Saturday, May 11, 2013

Learning in the Cloud

Here's a video created by English teacher Jen Roberts in which she highlights using cloud computing in the classroom. Which of the tools that she mentions have you tried? What are your thoughts about converting to a cloud-based environment in which student work is no longer kept on paper or stored on a computer or computer network, but rather accessible on the Internet from a variety of sources?



Jen Roberts' Classroom in the Cloud from Jen Roberts on Vimeo.

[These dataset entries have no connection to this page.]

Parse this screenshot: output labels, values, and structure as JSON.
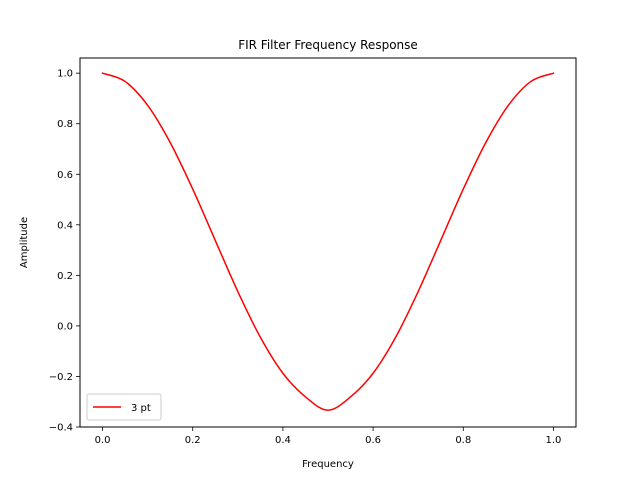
{
  "chart_data": {
    "type": "line",
    "title": "FIR Filter Frequency Response",
    "xlabel": "Frequency",
    "ylabel": "Amplitude",
    "xlim": [
      -0.05,
      1.05
    ],
    "ylim": [
      -0.4,
      1.06
    ],
    "x_ticks": [
      0.0,
      0.2,
      0.4,
      0.6,
      0.8,
      1.0
    ],
    "x_tick_labels": [
      "0.0",
      "0.2",
      "0.4",
      "0.6",
      "0.8",
      "1.0"
    ],
    "y_ticks": [
      -0.4,
      -0.2,
      0.0,
      0.2,
      0.4,
      0.6,
      0.8,
      1.0
    ],
    "y_tick_labels": [
      "−0.4",
      "−0.2",
      "0.0",
      "0.2",
      "0.4",
      "0.6",
      "0.8",
      "1.0"
    ],
    "grid": false,
    "legend_position": "lower-left",
    "series": [
      {
        "name": "3 pt",
        "color": "#ff0000",
        "x": [
          0.0,
          0.05,
          0.1,
          0.15,
          0.2,
          0.25,
          0.3,
          0.35,
          0.4,
          0.45,
          0.5,
          0.55,
          0.6,
          0.65,
          0.7,
          0.75,
          0.8,
          0.85,
          0.9,
          0.95,
          1.0
        ],
        "y": [
          1.0,
          0.9673,
          0.8727,
          0.7257,
          0.5413,
          0.3381,
          0.1361,
          -0.0449,
          -0.1873,
          -0.2807,
          -0.3333,
          -0.2807,
          -0.1873,
          -0.0449,
          0.1361,
          0.3381,
          0.5413,
          0.7257,
          0.8727,
          0.9673,
          1.0
        ]
      }
    ]
  }
}
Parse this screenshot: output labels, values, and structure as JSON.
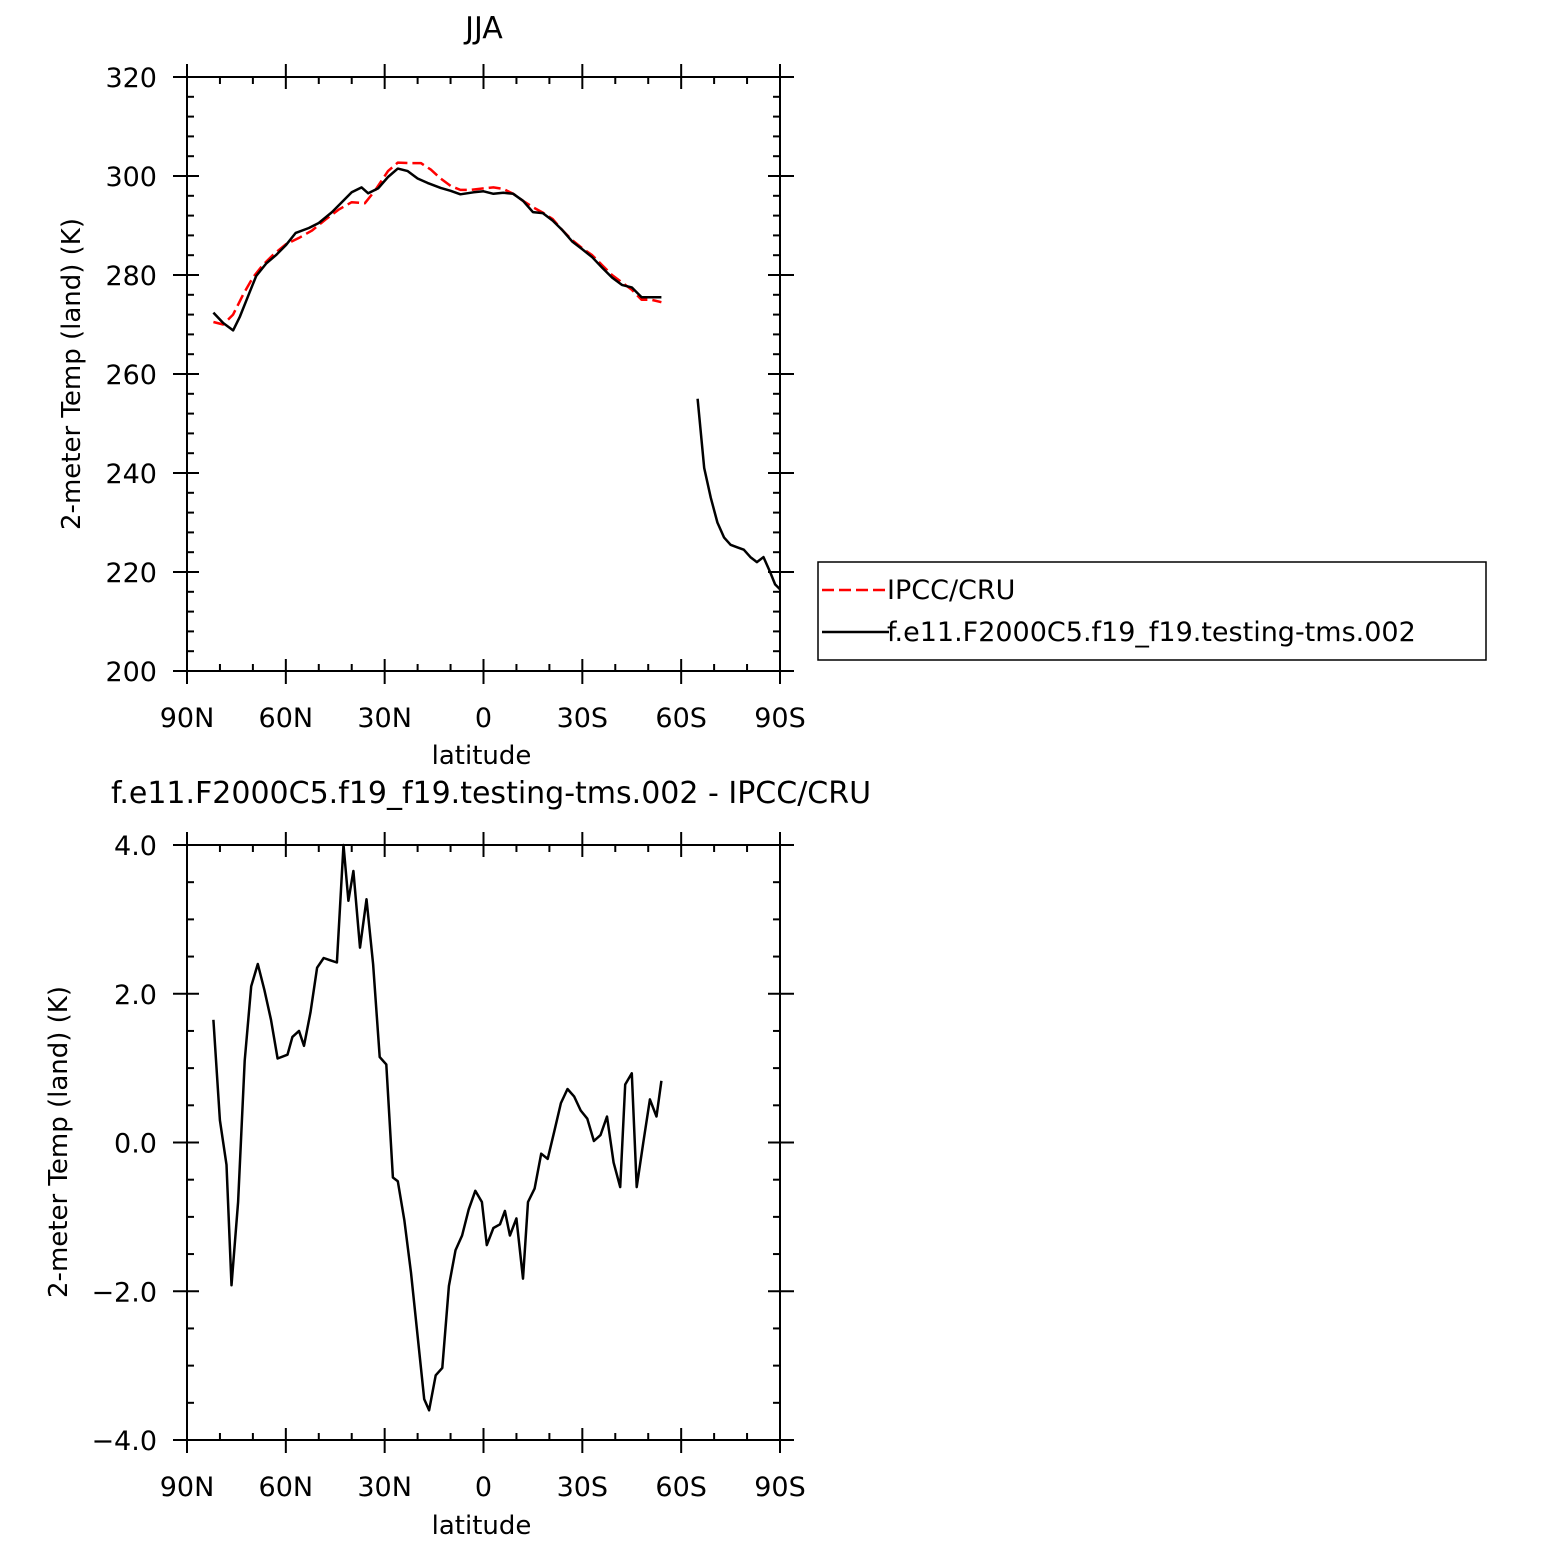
{
  "chart_data": [
    {
      "type": "line",
      "title": "JJA",
      "xlabel": "latitude",
      "ylabel": "2-meter Temp (land) (K)",
      "xlim": [
        90,
        -90
      ],
      "ylim": [
        200,
        320
      ],
      "xticks": [
        {
          "value": 90,
          "label": "90N"
        },
        {
          "value": 60,
          "label": "60N"
        },
        {
          "value": 30,
          "label": "30N"
        },
        {
          "value": 0,
          "label": "0"
        },
        {
          "value": -30,
          "label": "30S"
        },
        {
          "value": -60,
          "label": "60S"
        },
        {
          "value": -90,
          "label": "90S"
        }
      ],
      "yticks": [
        {
          "value": 200,
          "label": "200"
        },
        {
          "value": 220,
          "label": "220"
        },
        {
          "value": 240,
          "label": "240"
        },
        {
          "value": 260,
          "label": "260"
        },
        {
          "value": 280,
          "label": "280"
        },
        {
          "value": 300,
          "label": "300"
        },
        {
          "value": 320,
          "label": "320"
        }
      ],
      "legend": {
        "placement": "right",
        "entries": [
          "IPCC/CRU",
          "f.e11.F2000C5.f19_f19.testing-tms.002"
        ]
      },
      "series": [
        {
          "name": "IPCC/CRU",
          "color": "#ff0000",
          "dash": "dashed",
          "points": [
            [
              82,
              270.5
            ],
            [
              79,
              270
            ],
            [
              76,
              272
            ],
            [
              73,
              276
            ],
            [
              70,
              279.5
            ],
            [
              67,
              282
            ],
            [
              64,
              284
            ],
            [
              60,
              286.2
            ],
            [
              56,
              287.5
            ],
            [
              52,
              289
            ],
            [
              48,
              291.2
            ],
            [
              44,
              293.2
            ],
            [
              40,
              294.7
            ],
            [
              36,
              294.5
            ],
            [
              33,
              297
            ],
            [
              29,
              301
            ],
            [
              26,
              302.7
            ],
            [
              22,
              302.6
            ],
            [
              19,
              302.6
            ],
            [
              16,
              301.3
            ],
            [
              13,
              299.5
            ],
            [
              10,
              298
            ],
            [
              7,
              297.2
            ],
            [
              4,
              297.2
            ],
            [
              0,
              297.5
            ],
            [
              -3,
              297.7
            ],
            [
              -6,
              297.4
            ],
            [
              -9,
              296.4
            ],
            [
              -12,
              295
            ],
            [
              -15,
              293.7
            ],
            [
              -18,
              292.6
            ],
            [
              -21,
              291.3
            ],
            [
              -24,
              289
            ],
            [
              -27,
              287
            ],
            [
              -30,
              285.4
            ],
            [
              -33,
              284
            ],
            [
              -36,
              282
            ],
            [
              -39,
              280
            ],
            [
              -42,
              278.5
            ],
            [
              -45,
              277
            ],
            [
              -48,
              275
            ],
            [
              -51,
              275
            ],
            [
              -54,
              274.5
            ]
          ]
        },
        {
          "name": "f.e11.F2000C5.f19_f19.testing-tms.002",
          "color": "#000000",
          "dash": "solid",
          "points": [
            [
              82,
              272.4
            ],
            [
              79,
              270.3
            ],
            [
              76,
              268.8
            ],
            [
              74,
              271.5
            ],
            [
              71,
              276.5
            ],
            [
              69,
              279.8
            ],
            [
              66,
              282.3
            ],
            [
              63,
              284
            ],
            [
              60,
              286
            ],
            [
              57,
              288.5
            ],
            [
              53,
              289.5
            ],
            [
              50,
              290.5
            ],
            [
              46,
              292.7
            ],
            [
              43,
              294.7
            ],
            [
              40,
              296.7
            ],
            [
              37,
              297.7
            ],
            [
              35,
              296.5
            ],
            [
              32,
              297.5
            ],
            [
              29,
              299.8
            ],
            [
              26,
              301.5
            ],
            [
              23,
              301
            ],
            [
              20,
              299.5
            ],
            [
              17,
              298.6
            ],
            [
              13,
              297.6
            ],
            [
              10,
              297
            ],
            [
              7,
              296.3
            ],
            [
              3,
              296.7
            ],
            [
              0,
              296.9
            ],
            [
              -3,
              296.4
            ],
            [
              -6,
              296.6
            ],
            [
              -9,
              296.4
            ],
            [
              -12,
              295
            ],
            [
              -15,
              292.7
            ],
            [
              -18,
              292.5
            ],
            [
              -21,
              291
            ],
            [
              -24,
              289
            ],
            [
              -27,
              286.7
            ],
            [
              -30,
              285.2
            ],
            [
              -33,
              283.6
            ],
            [
              -36,
              281.5
            ],
            [
              -39,
              279.5
            ],
            [
              -42,
              278
            ],
            [
              -45,
              277.5
            ],
            [
              -48,
              275.5
            ],
            [
              -51,
              275.5
            ],
            [
              -54,
              275.5
            ]
          ],
          "points2": [
            [
              -65,
              255
            ],
            [
              -67,
              241
            ],
            [
              -69,
              235
            ],
            [
              -71,
              230
            ],
            [
              -73,
              227
            ],
            [
              -75,
              225.5
            ],
            [
              -77,
              225
            ],
            [
              -79,
              224.5
            ],
            [
              -81,
              223
            ],
            [
              -83,
              222
            ],
            [
              -85,
              223
            ],
            [
              -87,
              220
            ],
            [
              -88.5,
              217.5
            ],
            [
              -90,
              216.5
            ]
          ]
        }
      ]
    },
    {
      "type": "line",
      "title": "f.e11.F2000C5.f19_f19.testing-tms.002 - IPCC/CRU",
      "xlabel": "latitude",
      "ylabel": "2-meter Temp (land) (K)",
      "xlim": [
        90,
        -90
      ],
      "ylim": [
        -4,
        4
      ],
      "xticks": [
        {
          "value": 90,
          "label": "90N"
        },
        {
          "value": 60,
          "label": "60N"
        },
        {
          "value": 30,
          "label": "30N"
        },
        {
          "value": 0,
          "label": "0"
        },
        {
          "value": -30,
          "label": "30S"
        },
        {
          "value": -60,
          "label": "60S"
        },
        {
          "value": -90,
          "label": "90S"
        }
      ],
      "yticks": [
        {
          "value": -4,
          "label": "−4.0"
        },
        {
          "value": -2,
          "label": "−2.0"
        },
        {
          "value": 0,
          "label": "0.0"
        },
        {
          "value": 2,
          "label": "2.0"
        },
        {
          "value": 4,
          "label": "4.0"
        }
      ],
      "series": [
        {
          "color": "#000000",
          "dash": "solid",
          "points": [
            [
              82,
              1.65
            ],
            [
              80,
              0.3
            ],
            [
              78,
              -0.3
            ],
            [
              76.5,
              -1.92
            ],
            [
              74.5,
              -0.8
            ],
            [
              72.5,
              1.1
            ],
            [
              70.5,
              2.1
            ],
            [
              68.5,
              2.4
            ],
            [
              66.5,
              2.05
            ],
            [
              64.5,
              1.65
            ],
            [
              62.5,
              1.13
            ],
            [
              59.5,
              1.18
            ],
            [
              58,
              1.42
            ],
            [
              56,
              1.5
            ],
            [
              54.5,
              1.3
            ],
            [
              52.5,
              1.75
            ],
            [
              50.5,
              2.35
            ],
            [
              48.5,
              2.48
            ],
            [
              46.5,
              2.45
            ],
            [
              44.5,
              2.42
            ],
            [
              42.5,
              4.0
            ],
            [
              41,
              3.25
            ],
            [
              39.5,
              3.65
            ],
            [
              37.5,
              2.62
            ],
            [
              35.5,
              3.27
            ],
            [
              33.5,
              2.4
            ],
            [
              31.5,
              1.15
            ],
            [
              29.5,
              1.05
            ],
            [
              27.5,
              -0.47
            ],
            [
              26,
              -0.52
            ],
            [
              24,
              -1.05
            ],
            [
              22,
              -1.75
            ],
            [
              20,
              -2.6
            ],
            [
              18,
              -3.45
            ],
            [
              16.5,
              -3.6
            ],
            [
              14.5,
              -3.13
            ],
            [
              12.5,
              -3.03
            ],
            [
              10.5,
              -1.93
            ],
            [
              8.5,
              -1.45
            ],
            [
              6.5,
              -1.25
            ],
            [
              4.5,
              -0.9
            ],
            [
              2.5,
              -0.65
            ],
            [
              0.5,
              -0.8
            ],
            [
              -1,
              -1.38
            ],
            [
              -3,
              -1.15
            ],
            [
              -5,
              -1.1
            ],
            [
              -6.5,
              -0.92
            ],
            [
              -8,
              -1.25
            ],
            [
              -10,
              -1.02
            ],
            [
              -12,
              -1.83
            ],
            [
              -13.5,
              -0.8
            ],
            [
              -15.5,
              -0.62
            ],
            [
              -17.5,
              -0.15
            ],
            [
              -19.5,
              -0.22
            ],
            [
              -21.5,
              0.15
            ],
            [
              -23.5,
              0.53
            ],
            [
              -25.5,
              0.72
            ],
            [
              -27.5,
              0.62
            ],
            [
              -29.5,
              0.43
            ],
            [
              -31.5,
              0.32
            ],
            [
              -33.5,
              0.02
            ],
            [
              -35.5,
              0.1
            ],
            [
              -37.5,
              0.35
            ],
            [
              -39.5,
              -0.27
            ],
            [
              -41.5,
              -0.6
            ],
            [
              -43,
              0.78
            ],
            [
              -45,
              0.93
            ],
            [
              -46.5,
              -0.6
            ],
            [
              -48.5,
              0
            ],
            [
              -50.5,
              0.58
            ],
            [
              -52.5,
              0.35
            ],
            [
              -54,
              0.83
            ]
          ]
        }
      ]
    }
  ]
}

Jen placed this video on the University of San Diego Department of Learning and Teaching Facebook page. Recently, the University posted that Jen won the Classroom in the Clouds Video Challenge. Jen teaches at Point Loma High School in California. To contact Jen, find her on Twitter @JenRoberts1. In fact, follow her to see how one high school teacher uses Twitter.










4 comments:

@TheJenRoberts said...

Judy, Thank you for posting about my video. I never set out to move my classroom to the cloud. We just migrated there because it made things easier. I write a lot about how I'm teaching and my own learning at http://whatdoyouteach.blogspot.com/ in case anyone is interested.

floworks said...

I really like the posting about cloud. I learn a lot about it in your post..

Matt said...

AWESOME!!

Andrea Rosenfield said...

Yep, Google Docs is a brilliant tool! You can't beat the collaborative features, opportunities for documentation and commenting on students work even after school hours, and the elimination of all that paper clutter. Realistically, I see Google Docs as a tool that can best be implemented at the secondary level. My opinion might certainly change with further discussion and examples of effective elementary use, but I'm not sure this is feasible in a primary classroom. Do you know of any elementary teachers that have used Google Docs with younger students?